So far, I've taught inferential statistics every year, and never felt really satisfied with the outcome. Yes, my students can copy my example to obtain a test-statistic and compare it to the critical value in the book. Yes, they can even say "thus we reject the null hypothesis." But rarely do they demonstrate true understanding. This year's attempt to teach inferential stats failed, as usual. Students complained so much about their lack of understanding (I love when they do that) that I decided to give it another, serious, try.
So for today, I considered the main difficulty in understanding inferential statistics. I think the main difficulty is understanding that random variation might create differences between groups that are due to chance. So I started with an object students know behaves randomly, a coin, and focused the lesson on the concept of random variation.
The setup: a normal coin, which I flip 15 times. Record number of heads and tails in a contingency table.
Then I "bless" it. I make a show of it, concentrating hard and blowing on the coin carefully in cupped hands.

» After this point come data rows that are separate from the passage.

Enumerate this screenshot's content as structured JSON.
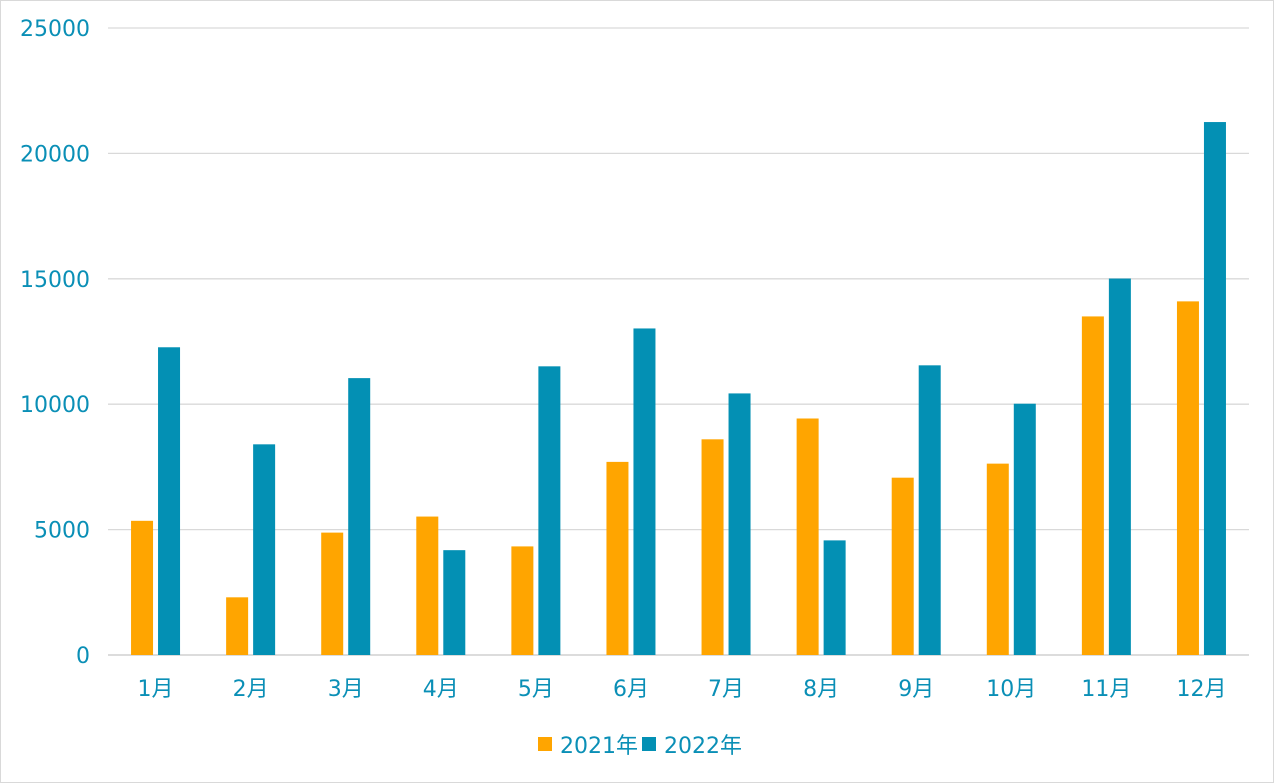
{
  "chart_data": {
    "type": "bar",
    "categories": [
      "1月",
      "2月",
      "3月",
      "4月",
      "5月",
      "6月",
      "7月",
      "8月",
      "9月",
      "10月",
      "11月",
      "12月"
    ],
    "series": [
      {
        "name": "2021年",
        "color": "#ffa500",
        "values": [
          5350,
          2300,
          4880,
          5520,
          4330,
          7700,
          8600,
          9430,
          7070,
          7630,
          13500,
          14100
        ]
      },
      {
        "name": "2022年",
        "color": "#0390b4",
        "values": [
          12270,
          8400,
          11040,
          4180,
          11510,
          13020,
          10430,
          4570,
          11550,
          10020,
          15010,
          21250
        ]
      }
    ],
    "ylim": [
      0,
      25000
    ],
    "yticks": [
      0,
      5000,
      10000,
      15000,
      20000,
      25000
    ],
    "grid": true,
    "legend": "bottom-center",
    "title": "",
    "xlabel": "",
    "ylabel": ""
  }
}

Next I flip the coin another 30 times.
It turned out that before the blessing, the coin came up 5 heads and 10 tails. After the blessing it came up 13 heads and 17 tails. Oh my, my blessing made the coin come up heads more than twice as much! Students immediately complained that I should take into account the different number of flips in each condition, thank you students. We calculated percentages. 33% heads without blessing vs 43% heads with blessing.
Key Question: did my blessing work? Students were laughing at this, and suggesting wonderful things, like that the difference might be too small, and the sample too small, to be sure the results weren't merely due to chance. So how big should the difference be, for this sample, and how sure is "sure"? This led us into significance levels, and the need for statistical tests. We did a chi-square online (vassarstats is great for this) and when we saw that the p-value was 0.75 we concluded that the difference in heads was most likely due to chance. We experimented with changing the data a bit, say what if there was 29 heads and 1 tail in the "blessed" condition? Students agreed that would be more convincing, and voilá the p-value was less than 0.001.
That's nominal data. I also wanted students to experiment themselves, and to obtain ordinal data to use with a Mann-Whitney U-test. So I asked: "Are you telepathic?"
Students paired up. One student in each pair thought (but didn't speak) of a word, either "BIG" or "small". The other person then said a number, any number. The was tallied up in two columns according to the two words. At the end, I picked the data of one pair of students and calculated the medians. Oh my - the median for BIG numbers was 87.5, compared to just 15 for the small numbers. Students thought about this, could they be sure their classmates were telepathic? We did a Mann-Whitney U-test online (thanks again, vassarstats) and found a p-value of 0.009. Students were impressed. We concluded that we can be at least 95%* (or even 99%) sure that this pair of students were telepathic, except...
What if there wasn't a random variation causing the difference in results? What if the variation comes from confounding variable within the experiment? Students were saying that maybe the girl thinking of the word somehow consciously or unconsciously signaled the word she was thinking. Someone said humans have a hard time being truly unpredictable and random. So we arrived at the conclusion that more evidence is needed, and that statistical tests can only (at best) rule out that the difference is due to random variation but that there can still be other threats to validity present.
Overall, I am very pleased with this lesson. I am happy I chose a coin, even more happy I chose ESP - something many students are naturally curious about and have already considered in a somewhat relevant manner. Many students told me later that they finally got the idea, that it made sense, that it was obvious that descriptive stats is insufficient to draw conclusions about data. They could even transfer their understanding to psychology, to explain how participants in an experiment might be randomly different from each other or even compared to themselves at an earlier point in time. I am particularly happy with the telepathy-experiment. At first I thought that I should have made them flip a coin to decide what word to think about, to make it truly unpredictable, but because their choice of words wasn't perfectly random we had that very good discussion about internal validity and confounding variables which I think deepened students' understanding of the power and limitations of inferential statistical tests.
Some changes I'll do for next time: provide each pair of students with a computer so they can do the test themselves. Spend more time working with hypotheses and writing up the results of the inferential test. I want them to say "therefore the difference between conditions is significant and we should reject the null hypothesis" so we should have spent more time saying, and thinking, about this statement and what it means.
*Yes, I know that this is an incorrect interpretation of significance level. I know, and it hurts me to teach it this way. But seriously I think I must, at least to begin with, because students are simply not ready/able/given enough time to fully understand the concept of significance according to the frequentist approach to statistics. I comfort myself with the thoughts that hey, priorities gotta be made, and that perhaps, if looked at from a Bayesian perspective, what I'm teaching my students actually makes sense. It's a hard decision, though.